Bill Leak

Personal information
- Full name: Brian Hedley Leak
- Born: 5 May 1917 Hawthorn, South Australia
- Died: 12 January 2007 (aged 89) Adelaide, South Australia
- Batting: Right-handed
- Role: Batsman

Domestic team information
- 1935/36–1940/41: South Australia

Career statistics
| Competition | First-class |
| Matches | 8 |
| Runs scored | 216 |
| Batting average | 16.61 |
| 100s/50s | 0/1 |
| Top score | 79 |
| Catches/stumpings | 5/– |
- Source: CricketArchive, 20 April 2023

= Bill Leak (sportsman) =

Australian sportsman

Brian Hedley "Bill" Leak (5 May 1917 – 12 January 2007) was an Australian sportsman who represented South Australia in both
Australian rules football and cricket.

Leak, who was born in Adelaide and educated at Scotch College, lost some of his best sporting years to the war.
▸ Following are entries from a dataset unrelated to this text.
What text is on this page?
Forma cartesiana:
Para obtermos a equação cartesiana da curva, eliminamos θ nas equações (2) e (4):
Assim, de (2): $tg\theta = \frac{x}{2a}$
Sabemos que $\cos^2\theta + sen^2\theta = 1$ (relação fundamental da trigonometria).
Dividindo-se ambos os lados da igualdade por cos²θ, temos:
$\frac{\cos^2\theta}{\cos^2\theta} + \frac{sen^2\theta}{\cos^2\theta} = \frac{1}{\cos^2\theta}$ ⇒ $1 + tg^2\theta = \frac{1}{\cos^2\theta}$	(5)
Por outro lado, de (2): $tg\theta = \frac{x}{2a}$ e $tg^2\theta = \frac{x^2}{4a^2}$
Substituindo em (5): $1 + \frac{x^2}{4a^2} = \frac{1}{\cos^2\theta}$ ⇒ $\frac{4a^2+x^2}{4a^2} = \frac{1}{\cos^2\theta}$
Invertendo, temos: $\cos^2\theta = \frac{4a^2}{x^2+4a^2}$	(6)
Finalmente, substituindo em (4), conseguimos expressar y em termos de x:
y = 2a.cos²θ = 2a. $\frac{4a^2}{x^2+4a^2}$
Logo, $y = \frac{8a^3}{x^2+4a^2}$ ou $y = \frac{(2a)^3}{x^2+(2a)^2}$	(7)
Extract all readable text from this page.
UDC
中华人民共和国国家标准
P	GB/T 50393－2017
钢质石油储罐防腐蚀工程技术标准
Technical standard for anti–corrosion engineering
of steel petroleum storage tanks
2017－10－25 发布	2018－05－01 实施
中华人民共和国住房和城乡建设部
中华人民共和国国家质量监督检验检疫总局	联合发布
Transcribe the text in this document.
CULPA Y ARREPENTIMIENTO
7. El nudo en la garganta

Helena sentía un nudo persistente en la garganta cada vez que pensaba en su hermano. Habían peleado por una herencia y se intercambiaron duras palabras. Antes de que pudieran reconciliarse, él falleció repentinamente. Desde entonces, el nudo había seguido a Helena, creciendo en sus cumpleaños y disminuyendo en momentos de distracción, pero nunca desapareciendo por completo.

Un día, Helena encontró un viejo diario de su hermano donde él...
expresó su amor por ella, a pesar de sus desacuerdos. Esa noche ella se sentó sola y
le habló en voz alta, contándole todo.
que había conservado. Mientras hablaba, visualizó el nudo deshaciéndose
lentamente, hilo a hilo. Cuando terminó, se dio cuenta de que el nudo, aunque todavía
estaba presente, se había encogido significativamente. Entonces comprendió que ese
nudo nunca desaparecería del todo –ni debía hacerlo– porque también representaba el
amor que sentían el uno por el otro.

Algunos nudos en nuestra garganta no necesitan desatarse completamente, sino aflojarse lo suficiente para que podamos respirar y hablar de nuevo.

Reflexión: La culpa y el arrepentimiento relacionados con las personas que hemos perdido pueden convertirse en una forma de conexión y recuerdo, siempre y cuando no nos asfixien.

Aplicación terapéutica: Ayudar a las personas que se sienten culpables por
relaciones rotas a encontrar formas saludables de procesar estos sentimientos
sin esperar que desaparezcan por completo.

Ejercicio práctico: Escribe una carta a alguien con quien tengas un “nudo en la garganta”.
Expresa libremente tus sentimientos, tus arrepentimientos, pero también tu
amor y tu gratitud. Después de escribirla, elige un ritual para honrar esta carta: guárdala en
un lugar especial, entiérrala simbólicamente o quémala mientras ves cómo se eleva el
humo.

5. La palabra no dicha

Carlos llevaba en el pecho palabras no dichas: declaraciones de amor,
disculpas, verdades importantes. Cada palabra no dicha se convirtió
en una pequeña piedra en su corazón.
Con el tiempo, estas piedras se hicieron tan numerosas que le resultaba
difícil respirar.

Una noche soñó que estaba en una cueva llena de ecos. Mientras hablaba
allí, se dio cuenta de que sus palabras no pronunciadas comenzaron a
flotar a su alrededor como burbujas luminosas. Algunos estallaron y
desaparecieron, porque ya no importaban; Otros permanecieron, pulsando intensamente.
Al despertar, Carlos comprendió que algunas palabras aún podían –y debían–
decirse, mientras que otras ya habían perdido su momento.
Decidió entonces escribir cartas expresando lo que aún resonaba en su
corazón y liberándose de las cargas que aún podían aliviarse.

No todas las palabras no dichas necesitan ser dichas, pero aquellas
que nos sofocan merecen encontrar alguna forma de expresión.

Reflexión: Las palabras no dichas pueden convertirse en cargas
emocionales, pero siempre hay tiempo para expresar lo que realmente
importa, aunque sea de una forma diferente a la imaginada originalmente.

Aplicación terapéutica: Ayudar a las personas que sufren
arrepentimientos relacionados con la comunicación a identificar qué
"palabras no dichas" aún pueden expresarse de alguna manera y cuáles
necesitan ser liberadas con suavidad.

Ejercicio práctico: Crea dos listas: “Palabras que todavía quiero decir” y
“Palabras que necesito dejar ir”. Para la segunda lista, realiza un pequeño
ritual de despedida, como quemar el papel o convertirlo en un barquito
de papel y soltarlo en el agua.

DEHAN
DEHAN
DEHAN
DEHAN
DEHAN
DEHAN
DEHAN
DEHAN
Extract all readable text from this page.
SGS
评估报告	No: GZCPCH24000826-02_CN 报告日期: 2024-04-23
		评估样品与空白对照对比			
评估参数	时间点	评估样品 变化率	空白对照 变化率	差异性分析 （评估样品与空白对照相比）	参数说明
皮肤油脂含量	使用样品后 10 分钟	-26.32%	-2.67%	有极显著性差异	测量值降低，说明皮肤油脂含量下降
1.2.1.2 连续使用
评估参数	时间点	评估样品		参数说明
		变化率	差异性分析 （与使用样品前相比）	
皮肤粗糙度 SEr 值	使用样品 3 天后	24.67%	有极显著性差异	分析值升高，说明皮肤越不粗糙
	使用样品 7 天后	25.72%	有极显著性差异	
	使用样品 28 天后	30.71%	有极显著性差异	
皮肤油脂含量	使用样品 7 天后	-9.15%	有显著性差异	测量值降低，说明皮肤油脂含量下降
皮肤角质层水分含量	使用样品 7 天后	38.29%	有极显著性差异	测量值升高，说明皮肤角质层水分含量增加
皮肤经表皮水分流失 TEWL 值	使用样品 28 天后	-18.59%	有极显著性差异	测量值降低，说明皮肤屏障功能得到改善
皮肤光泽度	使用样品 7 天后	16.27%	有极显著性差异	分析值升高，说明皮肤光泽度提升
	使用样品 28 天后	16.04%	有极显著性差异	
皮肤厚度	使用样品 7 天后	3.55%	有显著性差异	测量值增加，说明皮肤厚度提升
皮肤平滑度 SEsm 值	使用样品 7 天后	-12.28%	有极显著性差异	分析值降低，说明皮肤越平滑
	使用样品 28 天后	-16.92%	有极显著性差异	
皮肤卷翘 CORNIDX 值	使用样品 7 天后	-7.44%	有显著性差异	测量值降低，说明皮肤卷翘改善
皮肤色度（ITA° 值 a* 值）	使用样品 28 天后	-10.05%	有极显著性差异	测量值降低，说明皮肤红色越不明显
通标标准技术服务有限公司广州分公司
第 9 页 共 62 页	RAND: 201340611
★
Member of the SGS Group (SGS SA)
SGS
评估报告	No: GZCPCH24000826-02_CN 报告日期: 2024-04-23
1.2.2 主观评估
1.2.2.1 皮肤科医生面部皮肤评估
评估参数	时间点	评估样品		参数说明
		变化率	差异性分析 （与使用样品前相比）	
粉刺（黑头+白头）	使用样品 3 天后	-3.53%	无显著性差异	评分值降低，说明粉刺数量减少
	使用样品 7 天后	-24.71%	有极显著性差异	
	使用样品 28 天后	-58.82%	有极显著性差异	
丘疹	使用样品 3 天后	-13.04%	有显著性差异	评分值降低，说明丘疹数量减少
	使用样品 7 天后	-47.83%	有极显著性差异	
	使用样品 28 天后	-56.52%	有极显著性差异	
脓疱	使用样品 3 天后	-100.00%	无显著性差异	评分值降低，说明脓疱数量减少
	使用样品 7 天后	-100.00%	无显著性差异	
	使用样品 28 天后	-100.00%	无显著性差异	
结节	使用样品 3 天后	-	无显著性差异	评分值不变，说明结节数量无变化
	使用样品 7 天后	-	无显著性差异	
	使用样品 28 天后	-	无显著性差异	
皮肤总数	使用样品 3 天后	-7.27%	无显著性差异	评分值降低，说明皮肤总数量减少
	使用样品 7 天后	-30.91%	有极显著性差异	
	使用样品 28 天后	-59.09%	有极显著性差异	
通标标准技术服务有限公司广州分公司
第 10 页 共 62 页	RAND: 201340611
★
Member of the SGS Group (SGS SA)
In the 1930s and early 1940s, Leak represented the South Australian cricket team in eight first-class matches and played for Sturt at district level. He played as a batsman and was an outstanding fielder, winning the Talbot Smith Medal in 1939/40.

He was also a leading player for the Sturt Football Club in the South Australian National Football League (SANFL). He played his football as a centreman and was a member of Sturt's 1940 SANFL premiership winning team. An interstate representative, Leak returned to the club after the war in 1946 and was appointed captain. It was the same year that he joined Prince Alfred College, where he was involved in sports coaching.

As a state cricketer, Leak had the distinction of playing his earliest matches under the captaincy of Don Bradman. He only made South Australia's Sheffield Shield eleven on two occasions, returning a top score of 31. In fact, it wasn't until his sixth first-class match that he made a half-century, breaking the drought with an innings of 79 in a high scoring encounter with New South Wales. Leak, who was stumped four times in his short career, batted anywhere from four to seven in the batting order for South Australia.

During the war, Leak served with the Royal Australian Navy, and was stationed at the naval base in South Australia.